The headline read, “Notice to Schooner Holders.”
“Sailing vessels carrying females engaged as servants in the fishery or as passengers between Newfoundland and Labrador shall be provided with such separate cabin or apartments as will afford at least fifty cubic feet for each of such females, and the owners of such vessels shall provide for such females sufficient accommodation for sanitary purposes.”
Mrs. Martin drummed her fingers on the table. Nancy was putting bread in rise, and Irene was washing clothes. “You girls hearty enough to cook for seven or eight men?”
“Suppose they are, Belle. They cook here,” their father said.
“Yes, Cyril, but cooking for a bunch of hungry men is a lot different.”
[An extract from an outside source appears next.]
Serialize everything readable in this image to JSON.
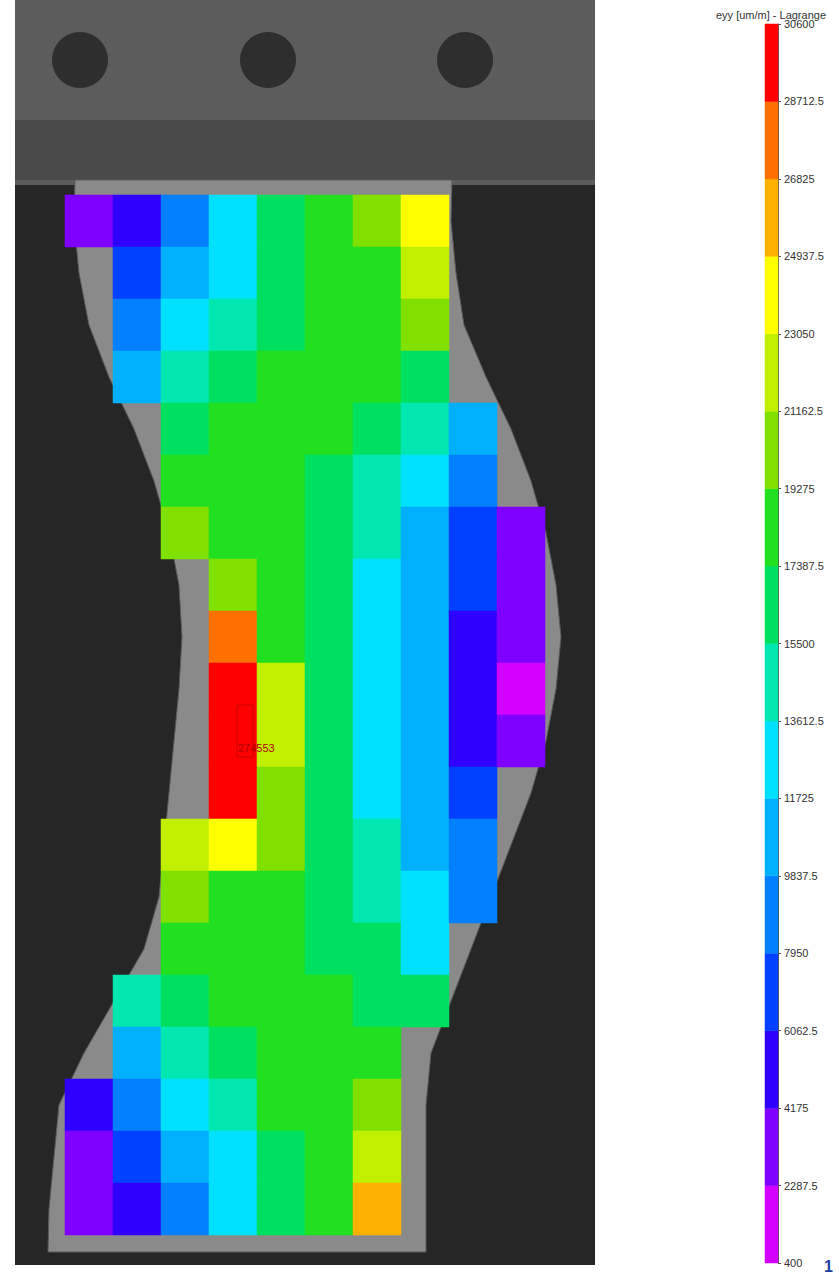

Nancy spoke first. She had no intention of staying in Ragged Head and marrying Archie Barnes. That’s what her father would have her do. Archie Barnes, of all people! She could see herself doing everything that her mother did and everything her father did because Archie was as lazy as a cut ram. Just like his father. Carl had worn out three women and was on his fourth. The other three were glad to be dead, she reckoned.
“I can do it, Momma,” she said.
“It’s a rough life, girl. Nothing to be taken without some thought.”
“I can do it, too,” Irene said. She looked at Nancy and winked. Both girls had had more than one talk by the light of the lamp about getting out of Ragged Head. Neither knew how to do it, aside from running away, and they were just shy of plans to do that. They’d have been out in service a few years before but for the fact that there were lots of girls in Ragged Head, and her mother had a crowd of small young ones and needed help herself.